Cycle rickshaws are fast disappearing from Madurai, a city in India’s southern Tamil Nadu state, due to lifestyle changes and the automobile revolution. Vinayaga Moorthy says many other cycle rickshaw operators now drive auto rickshaws or have turned to other jobs. “I don’t have money to buy an auto rickshaw, and people who own auto rickshaws don’t come forward to offer jobs considering my age,” Moorthy says. “I now pedal for my daily bread. I earn 100 rupees ($1.49) to 150 rupees ($2.23) a day to feed myself and my wife.”
Provincial representatives carry flags and placards during a prayer day in Lusaka on July 24. Zambian President Edgar Lungu called for prayers for peaceful elections following a spate of violent incidents during campaigning for the Aug. 11 elections.
Rain pours during “Feria del Dulce 2016,” a festival celebrating sweets and candies in San Cristóbal de las Casas, a city in Mexico’s southernmost state of Chiapas. The sweets include dulce de leche, a sweetened milk that is slowly heated, and cocadas, made with coconut, among others. The annual festival, which convenes more than 60 confectionary artisans, began on July 24 and is set to end on July 31.
A crowd watches fireworks at the Fiesta Patronal de Santiago, which took place this month in Mexico City. This type of fireworks display, with its wooden frame, is known locally as a “castillo,” for its large, almost “castle”-like height. The Fiesta Patronal de Santiago honors James, one of Jesus’ 12 disciples, who in Spanish is known as Santiago el Mayor. Activities during the four-day festival included lectures, concerts and workshops.
Dental technicians studying at KIST Medical College examine patients at a free dental clinic set up on a street in Pulchowk, in Nepal’s Lalitpur district, on July 16. Along with basic checkups, the students offered advice about diet and hygiene.
Cecilia Amma, 50, harvests tea leaves at a private tea estate in Kotagiri, Nilgiris, a district in India’s southern Tamil Nadu state. “We are the last of the tea pluckers,” Amma says, noting that her community’s children are in school to pursue professional careers.
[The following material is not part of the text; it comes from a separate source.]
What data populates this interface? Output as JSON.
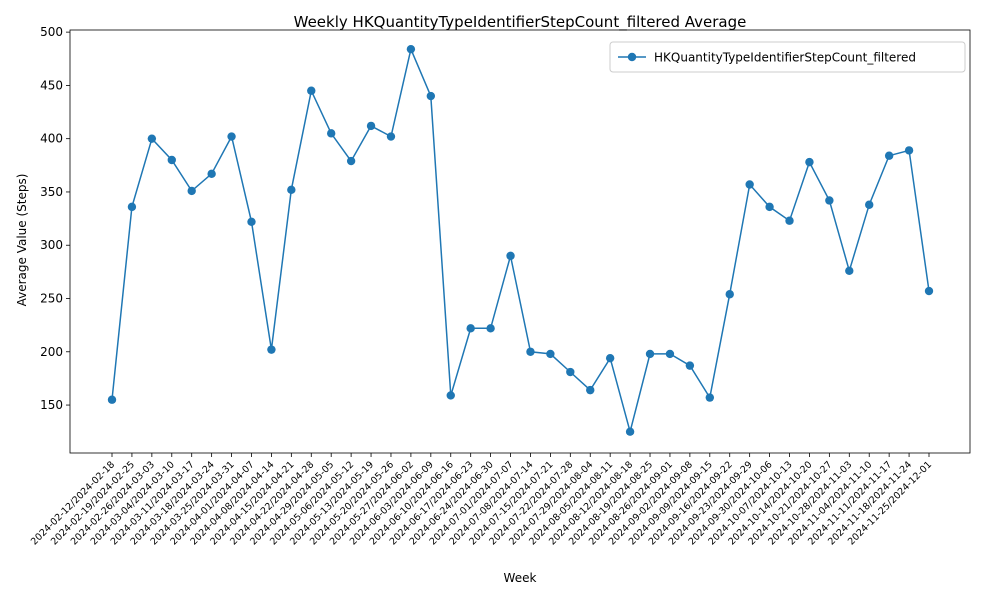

Amma says she lived in Sri Lanka before she was repatriated to India under the Sirima-Shastri pact, a 1964 agreement between Sri Lanka and India that granted Indian citizenship to people of Indian descent in Sri Lanka.
Argentine protesters braved the rain in Buenos Aires on July 14 to protest increased utility rates, which have risen by as much as 1,000 percent in some areas. The protests come within President Mauricio Macri’s first year in office, during which Argentines have experienced continued economic instability. The sign shown says, “No to the tarifazo,” a term used in Argentina based on the Spanish word tarifa that is modified to suggest an exaggerated rate. That phrase is followed by, “Macri, national shame!!!”
The prison cells shown here house prisoners who are on death row. All male death row prisoners at Welikada Prison live in a building called the “Chapel,” which also contains the gallows used when death sentences are carried out.
Young people take to the streets in Lusaka, Zambia on July 4 to take a public stand against child sex abuse and gender-based violence. The event was organized by the Zambia Medical Association. Data varies, but human rights advocates, medical researchers and others have found that child sex abuse rates are high in Zambia. The country recently launched a Health and Wellbeing Survey, which is now being used to develop priorities to better protect children from abuse.
Muzaffar Ahmad, 11, guides bulls to plow rice fields in the Budgam area of Indian-Administered Kashmir. Some local farmers use tractors, but many people, like Muzaffar, continue to utilize traditional plowing methods.
A masked dancer performs a Bhadrakali dance in Kathmandu on June 25 during a festival to Bhadrakali, a Hindu goddess. The festival, held every 12 years, is mainly celebrated among Nepal’s Newar people and is intended to bring prosperity and peace to the country.